[14] Thucydide, V, 16; III, 24.

[15] Pausanias, IV, 27.

[16] [Grec: Hilios hirae, hierai Athenai] (Aristophane, Chev., 1319), [Grec: Lakedaimoni diae] (Théognis, v. 837); [Grec: hieran polin], dit Théognis en parlant de Mégare.

[17] Neptunia Troja, [Grec: Theodmaetoi Athenai] Voy. Théognis, 755 (Welcker).

CHAPITRE V.

LE CULTE DU FONDATEUR; LA LÉGENDE D'ÉNÉE.

Le fondateur était l'homme qui accomplissait l'acte religieux sans lequel une ville ne pouvait pas être. C'était lui qui posait le foyer où devait brûler éternellement le feu sacré; c'était lui qui par ses prières et ses rites appelait les dieux et les fixait pour toujours dans la ville nouvelle.

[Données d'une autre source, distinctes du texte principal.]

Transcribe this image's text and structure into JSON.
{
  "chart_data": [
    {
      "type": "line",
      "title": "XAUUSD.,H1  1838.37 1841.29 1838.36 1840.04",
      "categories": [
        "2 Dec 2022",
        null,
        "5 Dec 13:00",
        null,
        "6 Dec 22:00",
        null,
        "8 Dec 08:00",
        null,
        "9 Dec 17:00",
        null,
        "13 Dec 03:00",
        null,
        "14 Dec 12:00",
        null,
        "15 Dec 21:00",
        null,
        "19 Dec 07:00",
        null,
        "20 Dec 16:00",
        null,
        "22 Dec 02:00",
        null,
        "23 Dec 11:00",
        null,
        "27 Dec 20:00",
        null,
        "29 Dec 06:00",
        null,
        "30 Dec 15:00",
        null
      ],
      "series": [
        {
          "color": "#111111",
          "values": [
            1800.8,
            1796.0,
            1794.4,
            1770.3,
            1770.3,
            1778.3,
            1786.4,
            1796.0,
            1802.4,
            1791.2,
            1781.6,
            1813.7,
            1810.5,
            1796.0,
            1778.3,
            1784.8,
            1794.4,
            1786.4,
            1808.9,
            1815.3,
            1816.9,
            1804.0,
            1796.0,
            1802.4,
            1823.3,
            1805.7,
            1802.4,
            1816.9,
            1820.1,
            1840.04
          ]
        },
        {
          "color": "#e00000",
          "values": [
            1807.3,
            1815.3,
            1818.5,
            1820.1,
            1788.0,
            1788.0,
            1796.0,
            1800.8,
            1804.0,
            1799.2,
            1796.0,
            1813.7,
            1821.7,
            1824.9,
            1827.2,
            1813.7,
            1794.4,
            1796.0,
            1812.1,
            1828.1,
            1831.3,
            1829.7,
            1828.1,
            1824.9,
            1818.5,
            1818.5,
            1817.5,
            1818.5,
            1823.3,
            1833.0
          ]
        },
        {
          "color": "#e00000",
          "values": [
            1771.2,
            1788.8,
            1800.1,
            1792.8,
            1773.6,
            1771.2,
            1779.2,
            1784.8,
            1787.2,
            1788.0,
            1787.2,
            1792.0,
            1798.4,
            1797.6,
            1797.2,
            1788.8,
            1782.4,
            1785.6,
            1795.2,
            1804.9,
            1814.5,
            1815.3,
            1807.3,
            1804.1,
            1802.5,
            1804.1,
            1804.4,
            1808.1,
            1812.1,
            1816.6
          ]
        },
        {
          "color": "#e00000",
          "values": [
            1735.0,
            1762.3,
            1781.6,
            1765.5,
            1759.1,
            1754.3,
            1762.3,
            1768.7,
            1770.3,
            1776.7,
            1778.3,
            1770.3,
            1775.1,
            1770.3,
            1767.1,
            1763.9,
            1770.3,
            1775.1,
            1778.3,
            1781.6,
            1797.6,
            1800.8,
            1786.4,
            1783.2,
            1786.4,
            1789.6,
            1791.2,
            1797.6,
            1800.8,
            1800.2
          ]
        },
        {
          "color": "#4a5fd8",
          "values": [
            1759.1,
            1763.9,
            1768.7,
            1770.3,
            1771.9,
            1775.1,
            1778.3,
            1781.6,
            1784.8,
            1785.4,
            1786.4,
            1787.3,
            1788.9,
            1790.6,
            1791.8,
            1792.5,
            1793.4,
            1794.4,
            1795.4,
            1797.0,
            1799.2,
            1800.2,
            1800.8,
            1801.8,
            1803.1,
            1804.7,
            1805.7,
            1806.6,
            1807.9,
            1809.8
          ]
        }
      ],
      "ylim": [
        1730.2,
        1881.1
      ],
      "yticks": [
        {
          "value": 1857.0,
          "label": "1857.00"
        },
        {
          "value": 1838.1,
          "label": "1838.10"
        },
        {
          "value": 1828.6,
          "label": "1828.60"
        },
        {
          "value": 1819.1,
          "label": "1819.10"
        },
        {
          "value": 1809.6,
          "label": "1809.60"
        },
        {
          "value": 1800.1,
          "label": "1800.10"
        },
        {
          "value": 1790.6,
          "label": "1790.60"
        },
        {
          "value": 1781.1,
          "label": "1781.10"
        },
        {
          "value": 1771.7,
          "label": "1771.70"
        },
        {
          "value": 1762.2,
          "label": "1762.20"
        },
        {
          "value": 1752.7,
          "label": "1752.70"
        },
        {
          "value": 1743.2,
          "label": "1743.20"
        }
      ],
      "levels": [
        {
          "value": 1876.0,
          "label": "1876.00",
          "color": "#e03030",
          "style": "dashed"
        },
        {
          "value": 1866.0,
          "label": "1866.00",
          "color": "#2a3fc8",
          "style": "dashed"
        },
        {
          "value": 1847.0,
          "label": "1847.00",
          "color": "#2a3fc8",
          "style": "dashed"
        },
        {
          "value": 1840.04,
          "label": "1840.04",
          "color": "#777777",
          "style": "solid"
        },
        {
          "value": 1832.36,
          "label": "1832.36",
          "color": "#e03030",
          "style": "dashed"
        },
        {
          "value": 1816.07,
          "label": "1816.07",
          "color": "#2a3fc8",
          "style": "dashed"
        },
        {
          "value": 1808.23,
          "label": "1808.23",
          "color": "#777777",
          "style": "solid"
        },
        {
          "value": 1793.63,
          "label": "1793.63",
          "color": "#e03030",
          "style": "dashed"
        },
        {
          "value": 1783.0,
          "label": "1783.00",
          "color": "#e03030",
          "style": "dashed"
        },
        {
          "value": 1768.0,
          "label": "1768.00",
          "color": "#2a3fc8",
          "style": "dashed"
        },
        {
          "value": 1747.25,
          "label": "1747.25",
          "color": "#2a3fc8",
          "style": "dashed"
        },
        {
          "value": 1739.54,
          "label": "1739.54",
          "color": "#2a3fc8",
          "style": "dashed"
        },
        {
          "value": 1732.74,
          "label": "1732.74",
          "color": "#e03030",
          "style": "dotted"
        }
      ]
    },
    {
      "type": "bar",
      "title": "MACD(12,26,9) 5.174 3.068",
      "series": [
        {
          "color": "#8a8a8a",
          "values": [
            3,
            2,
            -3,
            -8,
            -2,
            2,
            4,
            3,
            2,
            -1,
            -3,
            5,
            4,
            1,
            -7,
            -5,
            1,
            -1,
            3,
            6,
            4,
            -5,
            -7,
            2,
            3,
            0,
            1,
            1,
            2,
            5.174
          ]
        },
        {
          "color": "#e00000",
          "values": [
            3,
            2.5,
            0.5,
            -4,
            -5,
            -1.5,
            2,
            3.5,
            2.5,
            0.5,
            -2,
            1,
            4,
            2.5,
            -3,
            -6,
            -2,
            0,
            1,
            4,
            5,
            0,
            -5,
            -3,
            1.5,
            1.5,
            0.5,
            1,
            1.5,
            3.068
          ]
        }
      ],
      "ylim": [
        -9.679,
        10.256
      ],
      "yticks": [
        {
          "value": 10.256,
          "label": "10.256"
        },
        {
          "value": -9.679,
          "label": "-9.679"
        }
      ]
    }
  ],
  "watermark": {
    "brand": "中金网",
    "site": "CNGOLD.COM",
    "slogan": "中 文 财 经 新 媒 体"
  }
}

On conçoit le respect qui devait s'attacher à cet homme sacré. De son vivant, les hommes voyaient en lui l'auteur du culte et le père de la cité; mort, il devenait un ancêtre commun pour toutes les générations qui se succédaient; il était pour la cité ce que le premier ancêtre était pour la famille, un Lare familier. Son souvenir se perpétuait comme le feu du foyer qu'il avait allumé. On lui vouait un culte, on le croyait dieu et la ville l'adorait comme sa Providence. Des sacrifices et des fêtes étaient renouvelés chaque année sur son tombeau. [1]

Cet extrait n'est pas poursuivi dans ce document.